Maldives’ Foreign Reserves Fall by USD 72 Million in September
The Maldives’ official reserves dropped by USD 72 million in September, as reported by the Maldives Monetary Authority (MMA), the country’s central bank.
The statistics show that the reserves declined from USD 443.88 million at the end of August to USD 371.22 million by September 24.
In August, the usable reserve had increased to USD 61 million but has since fallen to USD 49 million. This decline follows a recent coupon payment of approximately USD 25 million towards a USD 500 million sukuk, which is due to mature in 2026.
To bolster its reserves, the MMA signed a USD 400 million and INR 30 billion currency swap agreement with the Reserve Bank of India (RBI) on Monday.
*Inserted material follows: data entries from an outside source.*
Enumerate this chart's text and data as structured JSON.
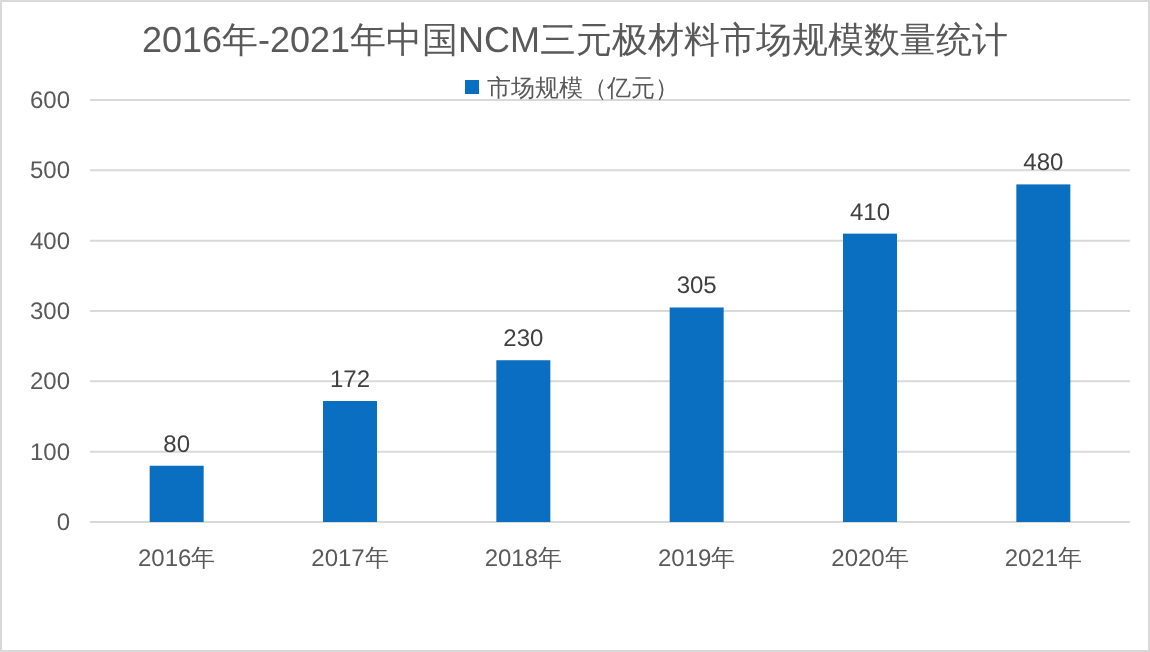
{
  "chart_data": {
    "type": "bar",
    "title": "2016年-2021年中国NCM三元极材料市场规模数量统计",
    "categories": [
      "2016年",
      "2017年",
      "2018年",
      "2019年",
      "2020年",
      "2021年"
    ],
    "series": [
      {
        "name": "市场规模（亿元）",
        "color": "#0b6fc1",
        "values": [
          80,
          172,
          230,
          305,
          410,
          480
        ]
      }
    ],
    "ylim": [
      0,
      600
    ],
    "yticks": [
      0,
      100,
      200,
      300,
      400,
      500,
      600
    ],
    "grid": "y",
    "legend": "top",
    "data_labels": true
  }
}
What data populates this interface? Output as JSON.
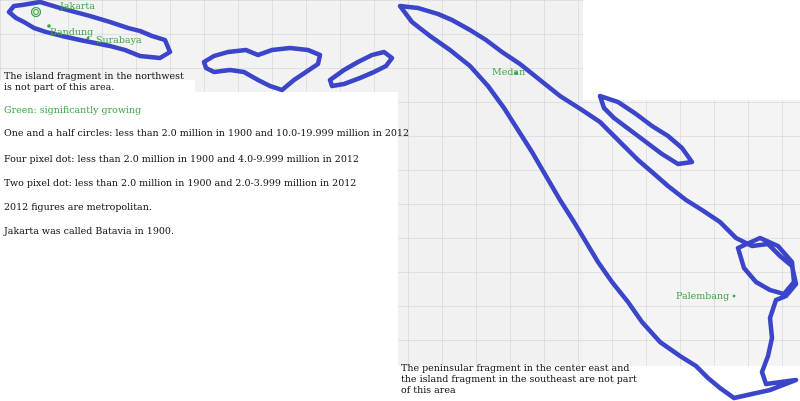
{
  "map": {
    "colors": {
      "outline": "#3b45c9",
      "city": "#3ca84a",
      "paper": "#f3f3f3",
      "grid": "#c4c4c4"
    },
    "cities": {
      "jakarta": "Jakarta",
      "bandung": "Bandung",
      "surabaya": "Surabaya",
      "medan": "Medan",
      "palembang": "Palembang"
    },
    "notes": {
      "northwest": "The island fragment in the northwest is not part of this area.",
      "southeast": "The peninsular fragment in the center east and the island fragment in the southeast are not part of this area"
    },
    "legend": {
      "green": "Green: significantly growing",
      "circles": "One and a half circles: less than 2.0 million in 1900 and 10.0-19.999 million in 2012",
      "four_pixel": "Four pixel dot: less than 2.0 million in 1900 and 4.0-9.999 million in 2012",
      "two_pixel": "Two pixel dot: less than 2.0 million in 1900 and 2.0-3.999 million in 2012",
      "metropolitan": "2012 figures are metropolitan.",
      "batavia": "Jakarta was called Batavia in 1900."
    }
  }
}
This agreement is anticipated to provide the Maldives with additional financial flexibility as it navigates significant upcoming debt obligations.
The Maldives faces external debt service requirements of about USD 600 million in 2025 and over USD 1 billion in 2026. In light of these obligations, credit rating agencies have expressed concern. Moody’s recently downgraded the Maldives’ credit rating from CAA1 to CAA2, while Fitch adjusted the country’s rating from CCC+ to CC, citing risks of default.
Despite these concerns, the MMA has expressed confidence in the Maldivian government’s ability to meet its external debt obligations, noting recent improvements in foreign exchange reserves. The government also intends to refinance USD 500 million of debt due in 2026 and has introduced foreign exchange regulation reforms to support financial stability.